By 4:55 the floor of my whole lab was covered with piles and Flip still wasn’t back. Stepping carefully among the piles, I went over and looked at the box again. Biology was clear on the other side of the complex, but there was nothing for it. The box said PERISHABLE, and even though irresponsibility is the hottest trend of the nineties, it hasn’t worked its way through the whole society yet. I picked up the box and took it down to Dr. Turnbull.

It weighed a ton. By the time I’d maneuvered it down two flights and along four corridors, the reasons why irresponsibility had caught on had become very clear to me. At least I was getting to see a part of the building I ordinarily was never in. I wasn’t even exactly sure where Bio was except that it was down on the ground floor. But I must be heading in the right direction. There was moisture in the air and a faint sound of zoo. I followed the sound down yet another staircase and into a long corridor. Dr. Turnbull’s office was, of course, at the very end of it.

The door was shut. I shifted the box in my arms, knocked and waited. No answer. I shifted the box again, propping it against the wall with my hip, and tried the knob. The door was locked.

The last thing I wanted to do was lug this box all the way back up to my office and then try to find a refrigerator. I looked down the hall at the line of doors. They were all closed, and, presumably, locked, but there was a line of light under the middle one on the left.

I repositioned the box, which was getting heavier by the minute, lugged it down to the light, and knocked on the door. No answer, but when I tried the knob, the door opened onto a jungle of video cameras, computer equipment, opened boxes, and trailing wires.

“Hello,” I said. “Anybody here?”

There was a muffled grunt, which I hoped wasn’t from an inmate of the zoo. I glanced at the nameplate on the door. “Dr. O’Reilly?” I said.

“Yeah?” a man’s voice from under what looked like a furnace said.

I walked around to the side of it and could see two brown corduroy legs sticking out from under it, surrounded by a litter of tools. “I’ve got a box here for Dr. Turnbull,” I said to the legs. “She’s not in her office. Could you take it for her?”

“Just set it down,” the voice said impatiently.

I looked around for somewhere to set it that wasn’t covered with video equipment and coils of chicken wire.

“Not on the equipment,” the legs said sharply. “On the floor. Carefully.”

I pushed aside a rope and two modems and set the box down. I squatted down next to the legs and said, “It’s marked ‘perishable.’ You need to put it in the refrigerator.”

“All right,” he snapped. A freckled arm in a wrinkled white sleeve appeared, patting the floor around the base of the box.

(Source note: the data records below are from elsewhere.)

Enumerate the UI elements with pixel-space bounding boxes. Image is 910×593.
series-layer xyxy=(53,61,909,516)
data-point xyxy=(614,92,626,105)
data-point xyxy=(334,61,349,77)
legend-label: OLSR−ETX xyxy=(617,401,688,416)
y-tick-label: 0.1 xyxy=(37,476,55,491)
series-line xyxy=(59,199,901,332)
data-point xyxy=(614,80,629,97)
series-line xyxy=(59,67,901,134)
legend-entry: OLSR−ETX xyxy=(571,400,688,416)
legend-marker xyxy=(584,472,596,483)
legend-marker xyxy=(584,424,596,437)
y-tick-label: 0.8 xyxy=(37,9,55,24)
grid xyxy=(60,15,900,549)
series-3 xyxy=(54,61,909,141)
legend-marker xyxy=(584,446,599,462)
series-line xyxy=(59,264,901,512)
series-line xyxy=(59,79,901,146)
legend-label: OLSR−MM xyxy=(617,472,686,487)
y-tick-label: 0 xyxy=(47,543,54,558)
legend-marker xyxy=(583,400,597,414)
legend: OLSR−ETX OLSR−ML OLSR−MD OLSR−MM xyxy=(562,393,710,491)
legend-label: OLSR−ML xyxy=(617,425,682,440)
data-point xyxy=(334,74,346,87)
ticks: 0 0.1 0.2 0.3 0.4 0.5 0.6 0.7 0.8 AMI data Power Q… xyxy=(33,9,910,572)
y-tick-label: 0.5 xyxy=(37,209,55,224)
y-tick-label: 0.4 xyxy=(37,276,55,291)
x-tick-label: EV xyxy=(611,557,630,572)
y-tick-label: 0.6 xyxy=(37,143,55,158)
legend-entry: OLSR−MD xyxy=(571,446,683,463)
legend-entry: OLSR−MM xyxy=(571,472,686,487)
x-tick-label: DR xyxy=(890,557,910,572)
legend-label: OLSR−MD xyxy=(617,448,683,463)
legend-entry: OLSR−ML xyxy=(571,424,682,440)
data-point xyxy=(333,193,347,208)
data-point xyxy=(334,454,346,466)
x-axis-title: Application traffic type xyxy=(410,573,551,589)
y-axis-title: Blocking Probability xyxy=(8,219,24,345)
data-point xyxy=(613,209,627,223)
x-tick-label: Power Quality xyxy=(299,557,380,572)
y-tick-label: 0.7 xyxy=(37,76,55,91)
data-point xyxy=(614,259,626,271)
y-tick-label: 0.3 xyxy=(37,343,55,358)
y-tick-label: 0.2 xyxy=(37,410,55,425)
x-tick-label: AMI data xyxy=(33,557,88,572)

There was a roll of duct tape lying just out of his reach. “Duct tape?” I said, putting it in his hand.

His hand closed around it and then just stayed there.

“You didn’t want the duct tape?” I looked around to see what else he might have wanted. “Pliers? Phillips screwdriver?”

The legs and arm disappeared under the furnace and a head emerged from behind it. “Sorry,” he said. His face was freckled, too, and he was wearing Coke-bottle-thick glasses. “I thought you were that mail person.”